Quant à son compagnon, Jean-Noël Tassez, il est resté, disons... dubitatif, ne goûtant pas spontanément le court-circuit entre l’icône éternelle qu’est la femme de sa vie et sa version « cartoon ». Elle rit : « Il m’a dit : “Je ne suis pas sûr de t’aimer énormément dans ce personnage...” Il me préférera probablement en chirurgien esthétique dans le prochain film de Jonathan Nossiter [l’auteur de “Mondovino”]. Une femme chirurgien qui dissuade les clientes de se faire opérer ! C’est du deuxième degré. » On ne se refait pas.
Avec Jean-Noël, cet homme d’affaires qui partage sa vie depuis déjà douze ans, elle a trouvé l’apaisement. « J’aime son calme. Sa tolérance. Il n’a jamais cherché à me changer. Et en même temps, il m’apporte un équilibre. J’avais besoin d’un homme comme lui, je suis trop dans les extrêmes, les contradictions. » Les extrêmes, c’était sa vie avec Jean-Michel Jarre. Une sorte de « gémellité » créative très féconde, certes, mais parfois épuisante. « Oui, c’était une effervescence mutuelle... »
Ses vingt ans avec Jean-Michel furent aussi vingt années de furieux combats intérieurs, qu’elle a évoqués dans quelques interviews. Avec une lucidité intransigeante, elle réussissait à définir en mots ses accès brutaux d’autodestruction. Certains journalistes en sont restés bluffés. « J’avais décidé de prendre les vraies interviews au sérieux. Et alors ce fut une recherche. Pas des réponses toutes faites, mais le fruit d’une réflexion analytique ; un peu comme le travail que j’ai fait sur moi-même. »

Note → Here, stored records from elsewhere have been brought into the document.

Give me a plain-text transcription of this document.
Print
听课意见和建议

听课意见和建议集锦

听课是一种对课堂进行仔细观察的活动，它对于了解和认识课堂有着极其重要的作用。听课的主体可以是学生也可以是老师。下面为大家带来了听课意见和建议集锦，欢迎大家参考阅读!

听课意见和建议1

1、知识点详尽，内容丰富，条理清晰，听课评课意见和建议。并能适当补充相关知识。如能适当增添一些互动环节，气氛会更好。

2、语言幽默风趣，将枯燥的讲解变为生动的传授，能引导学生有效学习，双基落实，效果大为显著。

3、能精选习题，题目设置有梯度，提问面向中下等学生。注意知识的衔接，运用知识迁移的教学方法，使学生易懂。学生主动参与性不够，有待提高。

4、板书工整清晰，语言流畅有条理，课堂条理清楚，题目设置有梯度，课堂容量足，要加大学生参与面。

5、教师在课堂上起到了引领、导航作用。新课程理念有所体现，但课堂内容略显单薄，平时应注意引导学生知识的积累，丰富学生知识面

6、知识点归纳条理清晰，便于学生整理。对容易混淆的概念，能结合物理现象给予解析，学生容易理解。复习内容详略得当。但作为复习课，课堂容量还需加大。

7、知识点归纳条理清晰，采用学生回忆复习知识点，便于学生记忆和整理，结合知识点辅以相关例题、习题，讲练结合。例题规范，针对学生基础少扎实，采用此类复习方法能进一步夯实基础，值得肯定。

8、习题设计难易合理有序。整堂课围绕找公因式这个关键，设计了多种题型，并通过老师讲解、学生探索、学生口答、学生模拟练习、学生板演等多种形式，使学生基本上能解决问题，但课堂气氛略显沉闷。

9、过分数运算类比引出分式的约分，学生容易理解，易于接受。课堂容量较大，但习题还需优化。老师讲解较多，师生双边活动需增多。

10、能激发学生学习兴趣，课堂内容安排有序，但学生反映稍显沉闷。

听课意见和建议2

Une psychanalyse réussie. Depuis « Swimming Pool », de François Ozon, elle en recueille les fruits : « J’ai pu m’ouvrir, me détendre, moins accablée par le poids de mes doutes existentiels. Je me sens plus légère. Mon côté noir ne me prend plus tout mon temps. » Le visage grave, elle relève ses lourdes paupières... et darde ce troublant regard qui ne ment jamais. N’allez pas vous imaginer que Rampling est devenue Blanche-Neige.